We continued down through the forest, measuring and recording.  In some places we found fruit trees; grenadillas, cherimoya, platanos, limas, and at each place the guys would always give me fruit first.  Always looking out for me and generally making me feel very welcome.  Around 2 p.m. some women from the main part of the village showed up with lunch for the engineer and I, tamales, eggs, and rice.  We shared our lunches with the group and offered to pay but they were having none of that.

We continued working for a few more hours and then finally reached the last house.  At this we were offered some very strong liquor made of caña, just the pickup we needed for the long hike back to Faique.  On the way back we ran into funeral service, where again we had shots of cañaza and headed off.  Finally making it back around 5.  I can’t say I have yet been that exhausted in my time here, nor have I hiked that far in my life, but upon getting back I felt good. 
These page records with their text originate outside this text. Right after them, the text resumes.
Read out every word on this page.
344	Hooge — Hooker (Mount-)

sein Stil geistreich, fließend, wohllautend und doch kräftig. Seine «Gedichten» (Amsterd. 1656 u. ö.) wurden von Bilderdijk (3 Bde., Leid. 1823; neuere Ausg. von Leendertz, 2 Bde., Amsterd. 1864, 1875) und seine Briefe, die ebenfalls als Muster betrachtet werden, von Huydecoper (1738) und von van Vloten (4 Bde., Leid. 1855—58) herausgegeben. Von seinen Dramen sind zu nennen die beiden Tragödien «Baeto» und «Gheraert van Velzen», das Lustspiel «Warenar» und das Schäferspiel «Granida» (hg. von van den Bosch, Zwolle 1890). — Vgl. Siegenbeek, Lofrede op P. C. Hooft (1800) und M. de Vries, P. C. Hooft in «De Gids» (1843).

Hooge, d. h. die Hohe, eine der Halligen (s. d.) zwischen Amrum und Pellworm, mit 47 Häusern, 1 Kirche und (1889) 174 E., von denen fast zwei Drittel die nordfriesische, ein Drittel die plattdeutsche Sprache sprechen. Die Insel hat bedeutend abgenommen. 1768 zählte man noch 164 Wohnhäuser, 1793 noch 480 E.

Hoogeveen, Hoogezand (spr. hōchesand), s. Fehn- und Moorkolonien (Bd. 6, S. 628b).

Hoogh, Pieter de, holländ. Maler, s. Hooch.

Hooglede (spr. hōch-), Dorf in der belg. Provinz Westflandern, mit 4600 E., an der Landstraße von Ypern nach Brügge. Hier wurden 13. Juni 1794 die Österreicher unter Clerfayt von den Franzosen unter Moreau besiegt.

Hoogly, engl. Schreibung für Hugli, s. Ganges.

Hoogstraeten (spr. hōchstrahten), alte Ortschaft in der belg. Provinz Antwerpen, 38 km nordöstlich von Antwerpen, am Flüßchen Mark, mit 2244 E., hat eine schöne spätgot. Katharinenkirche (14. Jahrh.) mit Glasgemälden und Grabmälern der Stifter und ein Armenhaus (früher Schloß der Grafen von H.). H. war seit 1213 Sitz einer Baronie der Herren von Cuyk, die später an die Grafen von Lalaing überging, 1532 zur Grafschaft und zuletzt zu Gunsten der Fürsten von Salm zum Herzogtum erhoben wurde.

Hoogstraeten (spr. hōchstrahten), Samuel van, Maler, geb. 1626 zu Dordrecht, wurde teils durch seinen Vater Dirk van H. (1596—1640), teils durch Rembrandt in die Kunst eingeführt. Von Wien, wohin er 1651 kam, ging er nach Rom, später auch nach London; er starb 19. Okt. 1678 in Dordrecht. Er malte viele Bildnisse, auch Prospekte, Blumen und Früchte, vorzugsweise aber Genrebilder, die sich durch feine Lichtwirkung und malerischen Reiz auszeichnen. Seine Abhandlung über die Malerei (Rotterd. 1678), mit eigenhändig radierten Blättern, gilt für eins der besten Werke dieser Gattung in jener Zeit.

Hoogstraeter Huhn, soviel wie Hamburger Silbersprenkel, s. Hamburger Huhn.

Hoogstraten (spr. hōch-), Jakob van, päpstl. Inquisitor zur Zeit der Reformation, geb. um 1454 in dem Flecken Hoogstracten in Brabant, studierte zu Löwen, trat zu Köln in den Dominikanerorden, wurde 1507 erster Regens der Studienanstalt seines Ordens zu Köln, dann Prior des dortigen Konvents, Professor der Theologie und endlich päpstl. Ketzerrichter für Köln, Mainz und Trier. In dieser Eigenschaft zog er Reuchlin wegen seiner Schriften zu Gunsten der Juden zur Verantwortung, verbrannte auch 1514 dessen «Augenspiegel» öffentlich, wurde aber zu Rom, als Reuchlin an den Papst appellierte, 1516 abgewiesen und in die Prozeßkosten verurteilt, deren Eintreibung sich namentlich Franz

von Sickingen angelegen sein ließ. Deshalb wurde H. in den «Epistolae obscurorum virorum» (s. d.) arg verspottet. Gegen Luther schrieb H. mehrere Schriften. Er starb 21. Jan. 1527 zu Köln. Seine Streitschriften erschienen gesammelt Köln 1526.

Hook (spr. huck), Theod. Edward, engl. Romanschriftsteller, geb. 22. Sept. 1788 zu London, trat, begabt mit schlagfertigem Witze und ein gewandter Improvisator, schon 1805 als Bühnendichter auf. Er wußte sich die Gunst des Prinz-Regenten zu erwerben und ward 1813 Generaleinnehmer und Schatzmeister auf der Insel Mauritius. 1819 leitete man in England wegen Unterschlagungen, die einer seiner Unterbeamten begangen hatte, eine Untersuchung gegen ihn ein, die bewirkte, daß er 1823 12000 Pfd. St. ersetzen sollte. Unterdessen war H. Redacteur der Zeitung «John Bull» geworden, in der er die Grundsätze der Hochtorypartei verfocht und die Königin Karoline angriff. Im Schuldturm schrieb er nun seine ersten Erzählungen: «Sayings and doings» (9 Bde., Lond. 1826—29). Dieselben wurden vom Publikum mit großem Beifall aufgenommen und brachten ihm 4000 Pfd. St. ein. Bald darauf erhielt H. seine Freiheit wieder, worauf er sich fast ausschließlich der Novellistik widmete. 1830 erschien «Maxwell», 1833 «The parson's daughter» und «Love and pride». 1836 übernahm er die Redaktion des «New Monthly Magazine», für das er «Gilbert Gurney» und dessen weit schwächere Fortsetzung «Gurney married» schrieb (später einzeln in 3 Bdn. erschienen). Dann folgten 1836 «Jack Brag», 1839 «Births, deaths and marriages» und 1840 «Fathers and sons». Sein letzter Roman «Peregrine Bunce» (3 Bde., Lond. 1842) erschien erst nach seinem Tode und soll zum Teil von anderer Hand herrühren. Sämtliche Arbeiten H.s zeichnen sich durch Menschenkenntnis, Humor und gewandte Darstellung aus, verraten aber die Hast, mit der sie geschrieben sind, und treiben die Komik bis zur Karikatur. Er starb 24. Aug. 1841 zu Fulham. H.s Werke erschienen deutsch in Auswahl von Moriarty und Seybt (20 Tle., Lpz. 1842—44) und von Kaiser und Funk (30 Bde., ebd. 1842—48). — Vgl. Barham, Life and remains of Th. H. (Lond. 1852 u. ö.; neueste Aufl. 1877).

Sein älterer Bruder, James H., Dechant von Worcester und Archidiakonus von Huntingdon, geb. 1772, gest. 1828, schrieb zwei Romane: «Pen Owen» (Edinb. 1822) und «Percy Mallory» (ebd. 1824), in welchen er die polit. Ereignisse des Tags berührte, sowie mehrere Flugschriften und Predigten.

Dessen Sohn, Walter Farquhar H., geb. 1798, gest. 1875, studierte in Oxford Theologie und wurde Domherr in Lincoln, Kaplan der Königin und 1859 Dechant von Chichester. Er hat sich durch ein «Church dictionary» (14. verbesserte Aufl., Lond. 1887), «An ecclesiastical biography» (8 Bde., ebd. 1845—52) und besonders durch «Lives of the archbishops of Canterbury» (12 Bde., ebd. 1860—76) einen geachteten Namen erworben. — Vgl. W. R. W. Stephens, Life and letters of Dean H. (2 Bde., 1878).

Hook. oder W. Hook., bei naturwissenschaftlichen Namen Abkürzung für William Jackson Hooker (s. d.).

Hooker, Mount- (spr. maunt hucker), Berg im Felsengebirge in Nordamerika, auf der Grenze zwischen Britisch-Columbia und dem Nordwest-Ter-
This was one of the first days where I really felt like I was doing my job here.  Instead of being frustrated at the pace of things here, we were out laying the ground work for a project that would bring clean water and latrines to families that needed them.  With all the meetings and run-arounds and municipal bureaucracy, things can get frustrating.  It’s easy to get down on yourself and what you’re doing, but days like this, days where I can see the help I can provide, the difference I can make, days like this make up for all the other days.  Well that and a couple shots of cañaza.

And the last picture is of Faique, where I live, and further to the valley heading to Piura.  Not the worst view I've come across.